Fuller, S., Backus, B., van Dam, L., & Ernst, M. (2009). Short-term dynamics of perceptual bias for bistable stimuli. Poster presented at 9th Annual Meeting of the Vision Sciences Society (VSS 2009), Naples, FL, USA.


Cite as: https://hdl.handle.net/11858/00-001M-0000-0013-C3B7-4
Abstract
The perception of a bistable stimulus is influenced by prior presentations of that stimulus. This influence has been characterized as priming, and more recently as a memory process that biases perception on independent multiple timescales on the order of seconds to minutes (e.g. Brascamp et al., 2008; Pastukhov Braun, 2008). Cue recruitment studies show that learned bias can last for days, and that reversing it requires extensive retraining (Haijiang et al., 2006). These very-long-term biases are measured using trial sequences of disambiguated and ambiguous stimuli, so it is important to understand how recent stimulus presentations interact with such biases on a given trial.
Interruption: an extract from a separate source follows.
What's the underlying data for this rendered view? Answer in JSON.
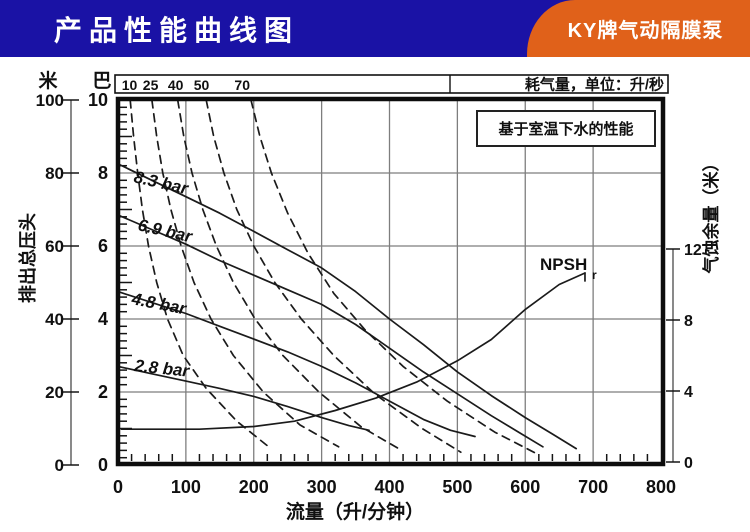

We investigated short-term temporal influence using rotating Necker cubes. Observers viewed a randomly permuted sequence of 480 trials, each consisting of a 2-sec movie depicting a rotating cube just above fixation. The sequence included 320 “Training” trials (rotation direction disambiguated by stereo and occlusion cues) randomly interleaved with 160 “Test” trials (no disambiguating cues). Observers reported whether a dot moving right-to-left or left-to-right through fixation on each trial moved in the same direction as the front or the back of the cube.
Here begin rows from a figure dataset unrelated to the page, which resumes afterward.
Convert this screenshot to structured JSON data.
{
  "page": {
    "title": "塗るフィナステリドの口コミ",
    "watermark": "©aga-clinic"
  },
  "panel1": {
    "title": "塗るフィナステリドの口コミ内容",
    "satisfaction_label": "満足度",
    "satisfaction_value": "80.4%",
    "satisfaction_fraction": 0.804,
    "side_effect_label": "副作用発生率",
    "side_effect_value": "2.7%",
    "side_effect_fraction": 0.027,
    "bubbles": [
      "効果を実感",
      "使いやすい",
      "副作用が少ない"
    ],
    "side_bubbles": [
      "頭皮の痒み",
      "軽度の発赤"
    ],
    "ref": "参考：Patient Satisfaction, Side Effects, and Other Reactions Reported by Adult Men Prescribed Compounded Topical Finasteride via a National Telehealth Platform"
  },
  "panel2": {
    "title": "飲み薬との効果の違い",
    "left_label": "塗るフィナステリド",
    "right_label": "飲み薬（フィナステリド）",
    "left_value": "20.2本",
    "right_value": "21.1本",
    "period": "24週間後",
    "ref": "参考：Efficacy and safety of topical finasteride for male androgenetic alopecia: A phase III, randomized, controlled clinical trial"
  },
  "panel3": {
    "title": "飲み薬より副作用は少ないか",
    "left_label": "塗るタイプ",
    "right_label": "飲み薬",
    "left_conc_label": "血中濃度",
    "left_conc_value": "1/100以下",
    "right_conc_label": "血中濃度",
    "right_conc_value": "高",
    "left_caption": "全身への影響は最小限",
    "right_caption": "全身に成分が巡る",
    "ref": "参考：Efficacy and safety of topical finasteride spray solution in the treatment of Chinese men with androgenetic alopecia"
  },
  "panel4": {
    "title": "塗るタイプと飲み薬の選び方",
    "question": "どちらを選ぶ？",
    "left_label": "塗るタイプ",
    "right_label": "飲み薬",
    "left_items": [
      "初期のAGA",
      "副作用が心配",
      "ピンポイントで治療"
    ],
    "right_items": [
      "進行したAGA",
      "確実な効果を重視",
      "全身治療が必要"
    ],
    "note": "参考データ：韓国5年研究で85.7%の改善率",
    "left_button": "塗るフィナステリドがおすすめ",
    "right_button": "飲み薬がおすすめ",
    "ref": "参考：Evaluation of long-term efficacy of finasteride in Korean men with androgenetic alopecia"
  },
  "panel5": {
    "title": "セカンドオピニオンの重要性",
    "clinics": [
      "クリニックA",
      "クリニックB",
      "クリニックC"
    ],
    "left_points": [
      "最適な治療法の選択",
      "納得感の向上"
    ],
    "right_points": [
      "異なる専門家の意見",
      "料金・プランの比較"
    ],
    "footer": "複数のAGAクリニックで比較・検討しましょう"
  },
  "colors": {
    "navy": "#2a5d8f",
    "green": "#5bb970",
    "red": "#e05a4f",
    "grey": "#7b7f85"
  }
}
Reported rotation on Test trials correlated positively with reported rotation for both recent Test trials and recent Training trials. Correlations were highest with the immediately preceding trial, diminishing for earlier trials. This temporal pattern of correlations indicates an active influence from recent trials. The short-term influence of the Test trials was at least as great as that of the Training trials. It therefore seems likely that a perceptual decision itself can affect perceptual decisions on subsequent trials. Some observers developed a bias to perceive all Test trials in one direction, suggesting an interaction of recent history with an internal state variable that governs a long-term perceptual bias.